The new citizen raised an eye-brow. "In Utopia?"
"It's a healthy outlet for our small aggressions."
They walked up the marble staircase to the Grand Circle.
"Would you wait for me a few minutes in my box? I have some things to attend to."
The visitor entered the box through a great door, heavily crusted with gold. His seat afforded him an excellent view of the arena. All the Utopians in the tiers above and across from his box stopped chattering and turned, as one man, to gaze at him. The new citizen recognized several women of recent acquaintance and waved to them. They waved back. One kissed her sheer gobbler-fleece scarf and threw it toward him. It billowed in the warm air of the auditorium and sank gracefully to the floor of the arena. There was restrained applause.

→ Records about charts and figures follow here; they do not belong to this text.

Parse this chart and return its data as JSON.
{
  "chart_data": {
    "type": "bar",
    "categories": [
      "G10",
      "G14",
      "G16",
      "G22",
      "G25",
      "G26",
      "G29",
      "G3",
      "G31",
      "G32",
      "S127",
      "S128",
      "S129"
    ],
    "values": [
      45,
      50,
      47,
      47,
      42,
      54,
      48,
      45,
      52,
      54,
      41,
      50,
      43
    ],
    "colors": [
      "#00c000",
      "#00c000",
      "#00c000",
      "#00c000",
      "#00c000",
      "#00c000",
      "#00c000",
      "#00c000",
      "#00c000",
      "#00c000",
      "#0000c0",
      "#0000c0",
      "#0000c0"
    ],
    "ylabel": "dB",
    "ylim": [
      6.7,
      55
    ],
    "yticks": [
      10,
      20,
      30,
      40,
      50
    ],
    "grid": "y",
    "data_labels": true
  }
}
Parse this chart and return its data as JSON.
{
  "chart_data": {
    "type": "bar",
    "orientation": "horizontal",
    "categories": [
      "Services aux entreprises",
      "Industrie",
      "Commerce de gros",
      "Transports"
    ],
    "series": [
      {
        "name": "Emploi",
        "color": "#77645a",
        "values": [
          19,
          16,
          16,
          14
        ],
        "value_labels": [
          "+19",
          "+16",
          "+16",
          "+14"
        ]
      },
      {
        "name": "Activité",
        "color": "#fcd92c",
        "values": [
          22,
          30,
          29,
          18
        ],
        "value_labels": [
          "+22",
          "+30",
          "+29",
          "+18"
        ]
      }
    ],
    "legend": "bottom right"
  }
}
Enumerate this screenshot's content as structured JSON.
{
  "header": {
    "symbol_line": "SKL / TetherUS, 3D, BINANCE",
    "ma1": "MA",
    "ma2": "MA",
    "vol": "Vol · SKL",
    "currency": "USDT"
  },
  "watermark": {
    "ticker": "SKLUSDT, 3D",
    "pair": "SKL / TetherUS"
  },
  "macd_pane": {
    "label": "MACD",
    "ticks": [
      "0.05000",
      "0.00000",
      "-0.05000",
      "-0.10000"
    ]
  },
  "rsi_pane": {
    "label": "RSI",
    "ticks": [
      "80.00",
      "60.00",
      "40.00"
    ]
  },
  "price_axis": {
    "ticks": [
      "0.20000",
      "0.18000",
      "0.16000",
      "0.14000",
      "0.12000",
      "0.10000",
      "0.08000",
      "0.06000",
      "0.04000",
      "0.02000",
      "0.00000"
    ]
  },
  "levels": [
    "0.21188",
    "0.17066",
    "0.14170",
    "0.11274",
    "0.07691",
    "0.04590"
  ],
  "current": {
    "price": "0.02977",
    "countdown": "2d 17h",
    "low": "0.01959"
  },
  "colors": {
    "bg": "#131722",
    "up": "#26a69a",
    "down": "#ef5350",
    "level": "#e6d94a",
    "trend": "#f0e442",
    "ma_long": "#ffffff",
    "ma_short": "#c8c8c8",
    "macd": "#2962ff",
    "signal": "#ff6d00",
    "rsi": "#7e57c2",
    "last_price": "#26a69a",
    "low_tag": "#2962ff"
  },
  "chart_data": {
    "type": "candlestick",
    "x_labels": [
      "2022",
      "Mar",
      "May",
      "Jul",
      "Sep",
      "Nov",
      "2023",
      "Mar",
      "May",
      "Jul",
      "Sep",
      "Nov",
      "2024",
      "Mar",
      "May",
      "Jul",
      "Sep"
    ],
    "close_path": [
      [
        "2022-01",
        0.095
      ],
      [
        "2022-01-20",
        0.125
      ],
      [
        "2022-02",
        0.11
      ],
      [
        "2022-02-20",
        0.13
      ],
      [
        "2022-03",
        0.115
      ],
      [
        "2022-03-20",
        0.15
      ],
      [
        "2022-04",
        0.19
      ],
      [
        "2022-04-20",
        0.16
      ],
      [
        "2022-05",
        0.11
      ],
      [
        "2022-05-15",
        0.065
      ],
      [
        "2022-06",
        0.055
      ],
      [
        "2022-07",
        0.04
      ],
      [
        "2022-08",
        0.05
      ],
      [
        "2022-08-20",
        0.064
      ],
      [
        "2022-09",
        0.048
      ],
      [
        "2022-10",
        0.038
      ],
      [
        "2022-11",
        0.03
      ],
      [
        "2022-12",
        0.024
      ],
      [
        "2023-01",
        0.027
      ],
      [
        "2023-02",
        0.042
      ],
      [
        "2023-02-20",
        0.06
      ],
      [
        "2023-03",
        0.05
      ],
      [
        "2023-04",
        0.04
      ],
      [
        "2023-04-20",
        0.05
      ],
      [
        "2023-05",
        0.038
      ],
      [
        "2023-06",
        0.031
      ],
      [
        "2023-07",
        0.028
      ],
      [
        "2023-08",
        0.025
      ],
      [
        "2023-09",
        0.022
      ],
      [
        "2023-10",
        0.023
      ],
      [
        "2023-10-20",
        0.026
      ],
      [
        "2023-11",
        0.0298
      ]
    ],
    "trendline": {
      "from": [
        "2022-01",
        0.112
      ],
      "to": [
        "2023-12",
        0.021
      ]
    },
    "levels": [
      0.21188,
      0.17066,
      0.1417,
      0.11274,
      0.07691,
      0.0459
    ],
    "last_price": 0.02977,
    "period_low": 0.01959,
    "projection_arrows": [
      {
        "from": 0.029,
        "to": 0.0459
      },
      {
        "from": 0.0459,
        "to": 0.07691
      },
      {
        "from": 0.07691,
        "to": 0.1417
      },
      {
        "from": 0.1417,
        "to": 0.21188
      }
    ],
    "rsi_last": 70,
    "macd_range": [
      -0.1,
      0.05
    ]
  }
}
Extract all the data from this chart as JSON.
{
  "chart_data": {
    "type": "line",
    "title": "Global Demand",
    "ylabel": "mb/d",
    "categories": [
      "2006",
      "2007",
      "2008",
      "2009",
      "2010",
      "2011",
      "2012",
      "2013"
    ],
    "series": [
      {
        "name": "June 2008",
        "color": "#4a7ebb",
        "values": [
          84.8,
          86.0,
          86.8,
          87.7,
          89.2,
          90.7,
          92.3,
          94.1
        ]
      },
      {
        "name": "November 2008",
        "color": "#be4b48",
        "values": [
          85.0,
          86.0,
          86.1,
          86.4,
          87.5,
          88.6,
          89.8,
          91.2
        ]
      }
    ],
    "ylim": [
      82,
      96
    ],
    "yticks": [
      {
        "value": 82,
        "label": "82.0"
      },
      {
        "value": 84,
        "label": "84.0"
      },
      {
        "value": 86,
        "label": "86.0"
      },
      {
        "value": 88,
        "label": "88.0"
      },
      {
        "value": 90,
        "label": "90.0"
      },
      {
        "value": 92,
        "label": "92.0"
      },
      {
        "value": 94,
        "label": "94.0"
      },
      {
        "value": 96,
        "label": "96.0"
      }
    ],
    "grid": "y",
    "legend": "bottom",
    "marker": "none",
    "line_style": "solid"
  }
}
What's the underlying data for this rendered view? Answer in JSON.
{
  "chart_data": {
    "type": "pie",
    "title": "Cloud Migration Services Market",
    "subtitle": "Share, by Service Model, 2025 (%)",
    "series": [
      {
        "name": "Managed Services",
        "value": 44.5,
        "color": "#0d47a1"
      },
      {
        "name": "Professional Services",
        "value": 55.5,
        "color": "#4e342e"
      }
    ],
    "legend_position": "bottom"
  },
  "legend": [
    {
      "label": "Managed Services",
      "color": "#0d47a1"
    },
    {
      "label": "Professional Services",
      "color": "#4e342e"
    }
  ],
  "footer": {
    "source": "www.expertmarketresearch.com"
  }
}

The lights dimmed. The entrance-gates at the far end of the arena opened with a clank. The gobblers bounded out with that curious, lithe motion so strange in creatures of their bulk. They circled the arena and came to a stop underneath the new citizen's box, where, lips pressed back from their terrible fangs, they mewled softly.
With an almost imperceptible click, the box was disengaged from its moorings and swung free over the arena. Then with slow, pendular motions it descended to the floor.
The audience cheered wildly as the gobblers leaped, like great-maned antelopes, over the railing of the box and tore the new citizen of Utopia into shreds. Even as they gulped down the huge chunks of fatty tissue, the spectator could see their fleece change from a tone of drab nickel to a sheen something between the glint of polished steel and the shimmer of watered silk.